There is a philosophy of life in bike life, we live for the bike. There is a very strong relationship to life and death.

Lola is Lola Quivoron, the strong filmmaker behind Rodeo, who offers us with her first feature film in a fierce style, a forbidden incursion into a new environment, that of “bike-life” which she knows very well for having explored it since 2015, with in particular a short film, a clip and a medium-length film.

“There is a philosophy of life in bike life, we live for the bike. There is a very strong relationship to life and death in this environment. The film adopts certain contours of the fantastic in relation to this theme. There is a poetic aspect, of the spectacular, of the practice with his figures made on the edge of the razor.

We are talking about a practice that has grown in working-class neighborhoods. The film also addresses this, but not head-on. They are alternative families that are being built in a place where real families are perhaps destroyed or decaying.”

A family staged here, to whom the director from the Fémis gave complete freedom to compose, with the strength of her cast of non-professionals, very embodied.


Laetitia Ratane
Lola Quivoron

ONE SCENARIO CHIFFONNE FOR THE BENEFIT OF AN ASSIMIL HISTORYEE THEN IMPROVISEE

“La Fémis is a real laboratory for creating things, learning the trade. There is a physical aspect that I like a lot in cinema, it is to be there, to watch. I put very little distance between the actors, acting and my gaze. I am very close to them. The more concrete, physical it is, the more I am there. I really like the close-up because we are able to read the soul of our characters.

For me, the cinema is there to create a link, where there was not necessarily one. I work with energies and I don’t like to talk about directing actors, which is a term that refers to the issues of power specific to the world of cinema and its system. The power to look is a power, there’s no denying that, but you can also move things.”

On her set, she prefers to define herself as a guide for the actors, to whom she has not necessarily given the script, “a document that should be thrown in the trash when filming because it is like a map for a team sailing on the sea. There is someone who holds the rudder and catalysesenergy and which at the same time stays the course. Also Julie had read it, Antonia Buresi who is my companion in life, who participated in the writing and plays Ophélie, had read it too. The riders have never read it.”

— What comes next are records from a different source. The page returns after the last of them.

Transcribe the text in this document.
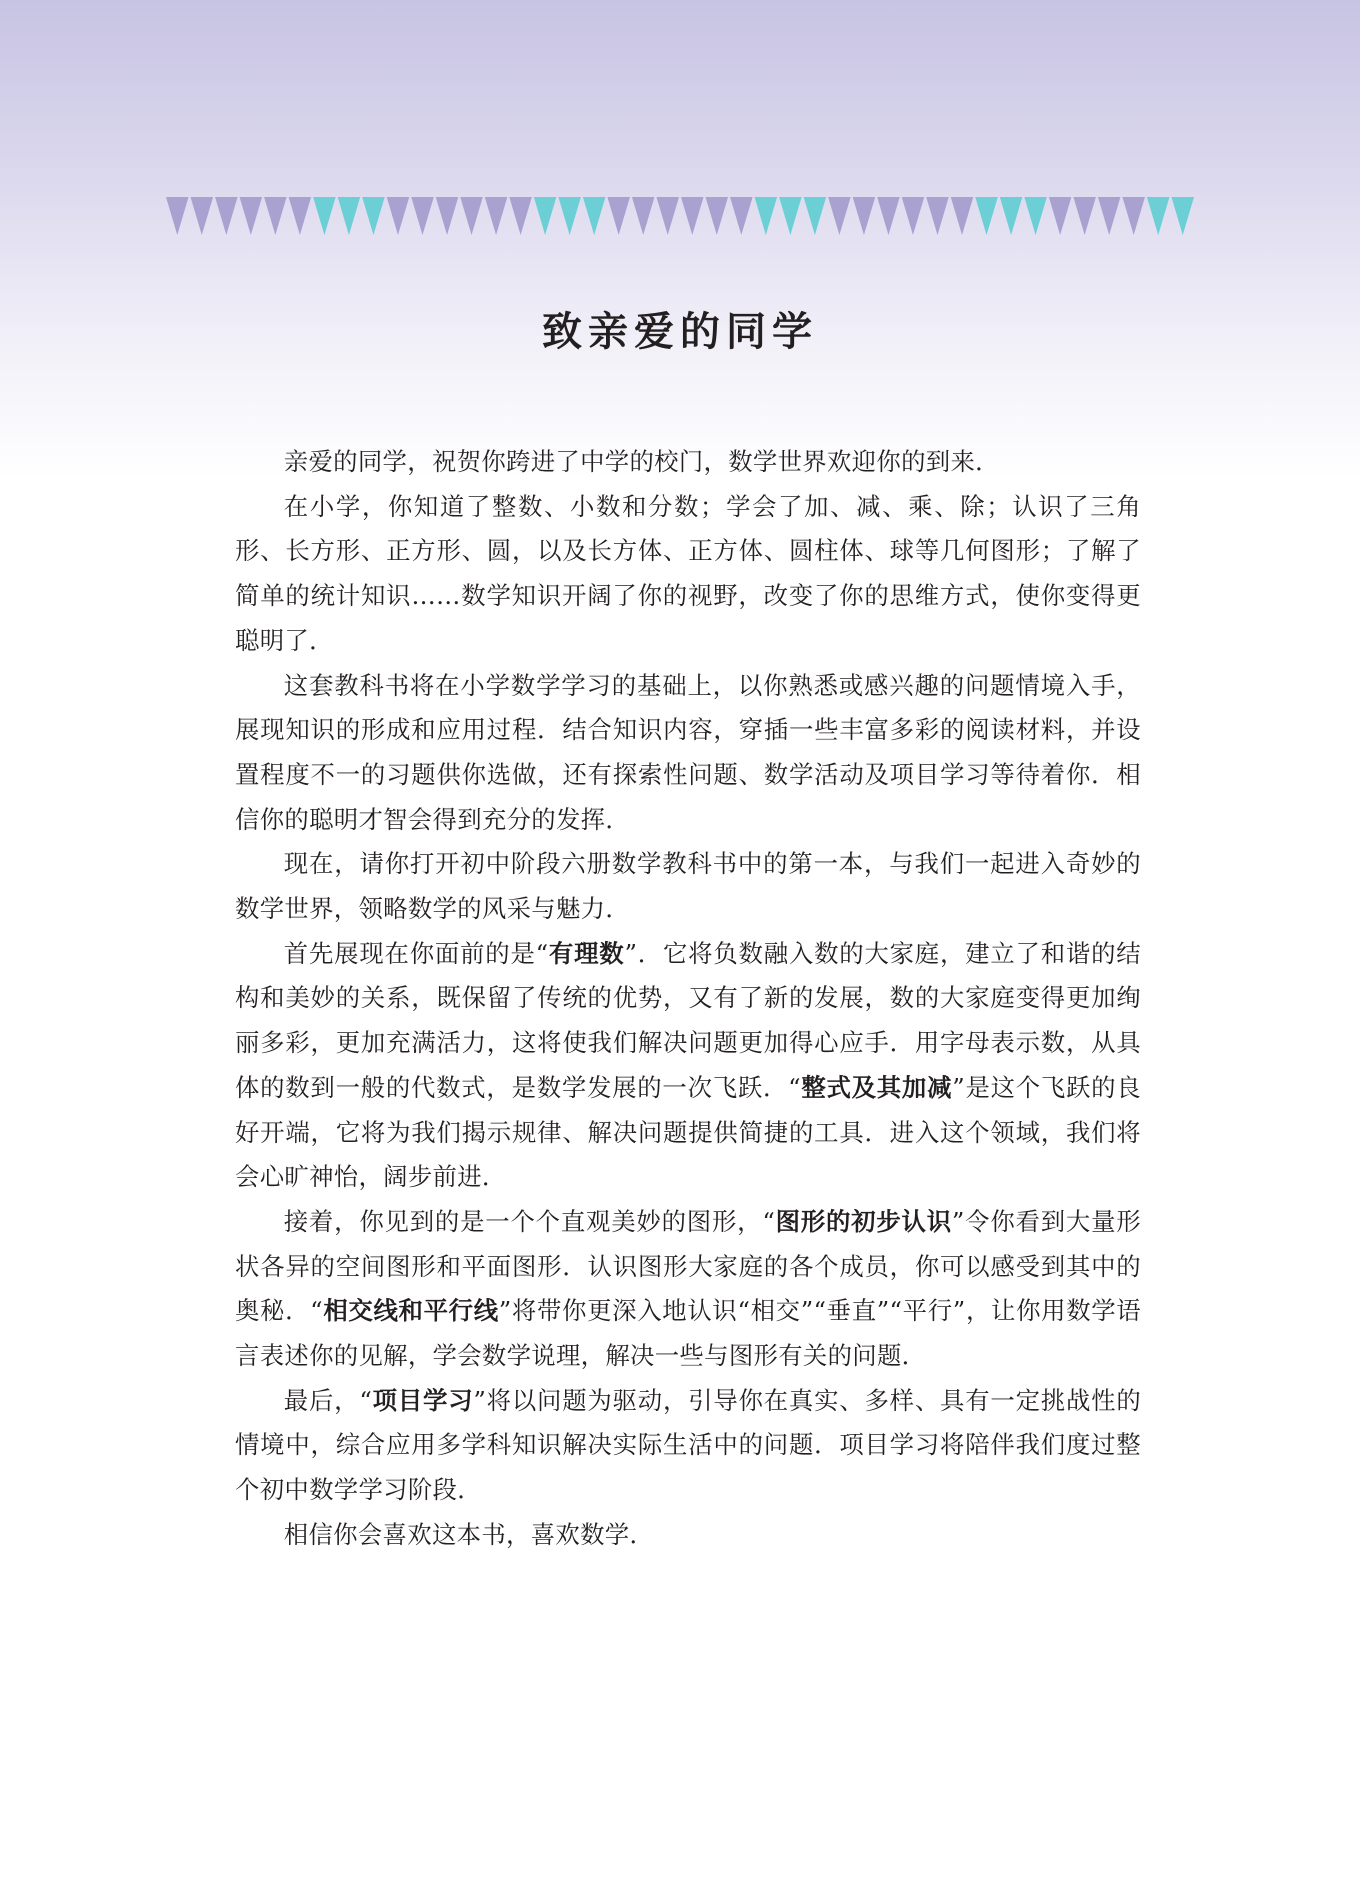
致亲爱的同学

亲爱的同学，祝贺你跨进了中学的校门，数学世界欢迎你的到来．

在小学，你知道了整数、小数和分数；学会了加、减、乘、除；认识了三角形、长方形、正方形、圆，以及长方体、正方体、圆柱体、球等几何图形；了解了简单的统计知识……数学知识开阔了你的视野，改变了你的思维方式，使你变得更聪明了．

这套教科书将在小学数学学习的基础上，以你熟悉或感兴趣的问题情境入手，展现知识的形成和应用过程．结合知识内容，穿插一些丰富多彩的阅读材料，并设置程度不一的习题供你选做，还有探索性问题、数学活动及项目学习等待着你．相信你的聪明才智会得到充分的发挥．

现在，请你打开初中阶段六册数学教科书中的第一本，与我们一起进入奇妙的数学世界，领略数学的风采与魅力．

首先展现在你面前的是“有理数”．它将负数融入数的大家庭，建立了和谐的结构和美妙的关系，既保留了传统的优势，又有了新的发展，数的大家庭变得更加绚丽多彩，更加充满活力，这将使我们解决问题更加得心应手．用字母表示数，从具体的数到一般的代数式，是数学发展的一次飞跃．“整式及其加减”是这个飞跃的良好开端，它将为我们揭示规律、解决问题提供简捷的工具．进入这个领域，我们将会心旷神怡，阔步前进．

接着，你见到的是一个个直观美妙的图形，“图形的初步认识”令你看到大量形状各异的空间图形和平面图形．认识图形大家庭的各个成员，你可以感受到其中的奥秘．“相交线和平行线”将带你更深入地认识“相交”“垂直”“平行”，让你用数学语言表述你的见解，学会数学说理，解决一些与图形有关的问题．

最后，“项目学习”将以问题为驱动，引导你在真实、多样、具有一定挑战性的情境中，综合应用多学科知识解决实际生活中的问题．项目学习将陪伴我们度过整个初中数学学习阶段．

相信你会喜欢这本书，喜欢数学．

Lola was able to crumple the script telling us that it was up to us

For Lola Quivoron, the work is done before filming, with each actor becoming responsible for their character.He has the embodied experience of the fictional character he met during the preparation trajectories. I told the story long, wide, across and once the actor understood the stakes, became impregnated with it, on the set he must reconvene the moments of improvisation during the preparation.”

“We were able to improvise”, also rejoices Julie Ledru. “We had a text but upstream we worked on a lot of things like anger. My character’s is very intense and we had to accept his emotions,” does she complete. “Thanks to these weeks of preparation, Lola was able to arrive on the set of the film and crumple the script symbolically by telling us that we knew the story and that it was up to us to play.”

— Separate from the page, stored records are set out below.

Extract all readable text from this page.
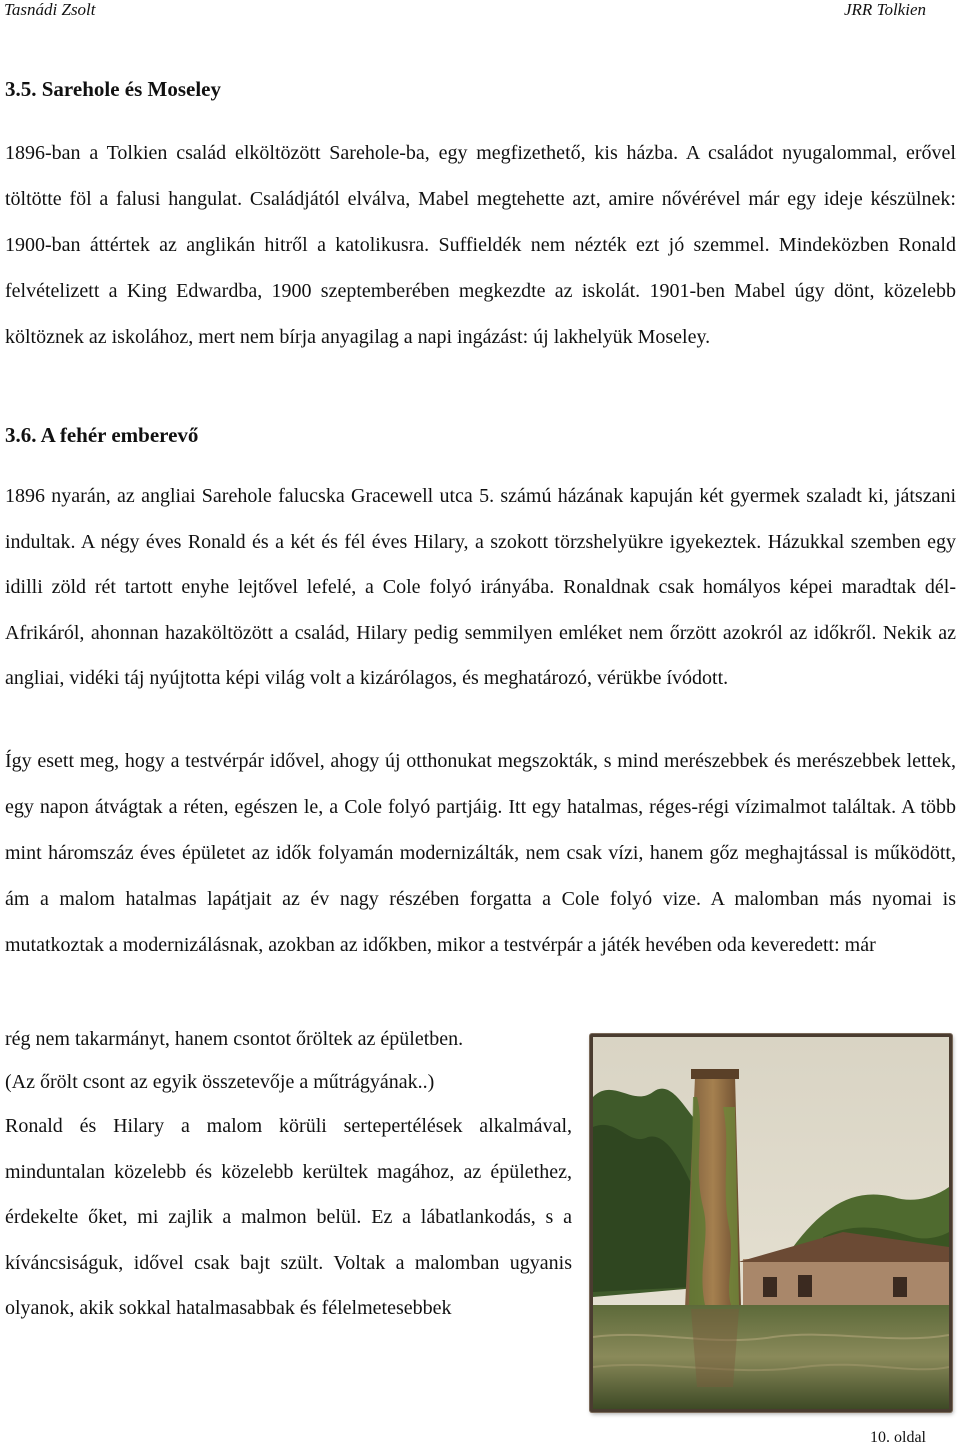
Tasnádi Zsolt	JRR Tolkien
3.5. Sarehole és Moseley

1896-ban a Tolkien család elköltözött Sarehole-ba, egy megfizethető, kis házba. A családot nyugalommal, erővel töltötte föl a falusi hangulat. Családjától elválva, Mabel megtehette azt, amire nővérével már egy ideje készülnek: 1900-ban áttértek az anglikán hitről a katolikusra. Suffieldék nem nézték ezt jó szemmel. Mindeközben Ronald felvételizett a King Edwardba, 1900 szeptemberében megkezdte az iskolát. 1901-ben Mabel úgy dönt, közelebb költöznek az iskolához, mert nem bírja anyagilag a napi ingázást: új lakhelyük Moseley.

3.6. A fehér emberevő

1896 nyarán, az angliai Sarehole falucska Gracewell utca 5. számú házának kapuján két gyermek szaladt ki, játszani indultak. A négy éves Ronald és a két és fél éves Hilary, a szokott törzshelyükre igyekeztek. Házukkal szemben egy idilli zöld rét tartott enyhe lejtővel lefelé, a Cole folyó irányába. Ronaldnak csak homályos képei maradtak dél-Afrikáról, ahonnan hazaköltözött a család, Hilary pedig semmilyen emléket nem őrzött azokról az időkről. Nekik az angliai, vidéki táj nyújtotta képi világ volt a kizárólagos, és meghatározó, vérükbe ívódott.

Így esett meg, hogy a testvérpár idővel, ahogy új otthonukat megszokták, s mind merészebbek és merészebbek lettek, egy napon átvágtak a réten, egészen le, a Cole folyó partjáig. Itt egy hatalmas, réges-régi vízimalmot találtak. A több mint háromszáz éves épületet az idők folyamán modernizálták, nem csak vízi, hanem gőz meghajtással is működött, ám a malom hatalmas lapátjait az év nagy részében forgatta a Cole folyó vize. A malomban más nyomai is mutatkoztak a modernizálásnak, azokban az időkben, mikor a testvérpár a játék hevében oda keveredett: már

rég nem takarmányt, hanem csontot őröltek az épületben.

(Az őrölt csont az egyik összetevője a műtrágyának..)

Ronald és Hilary a malom körüli sertepertélések alkalmával, minduntalan közelebb és közelebb kerültek magához, az épülethez, érdekelte őket, mi zajlik a malmon belül. Ez a lábatlankodás, s a kíváncsiságuk, idővel csak bajt szült. Voltak a malomban ugyanis olyanok, akik sokkal hatalmasabbak és félelmetesebbek

10. oldal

“Energy catalyst, always in motion”, Lola Quivoron did notnever sitting on the set, always standing, galloping,” and it shows. Testifies to this the very physical and committed style of Rodeo, an explosive film close to the bodies of its powerful characters. A film anchored in its environment full of noise and fury, which can only ignite cinemas in this new school year and which should not be missed.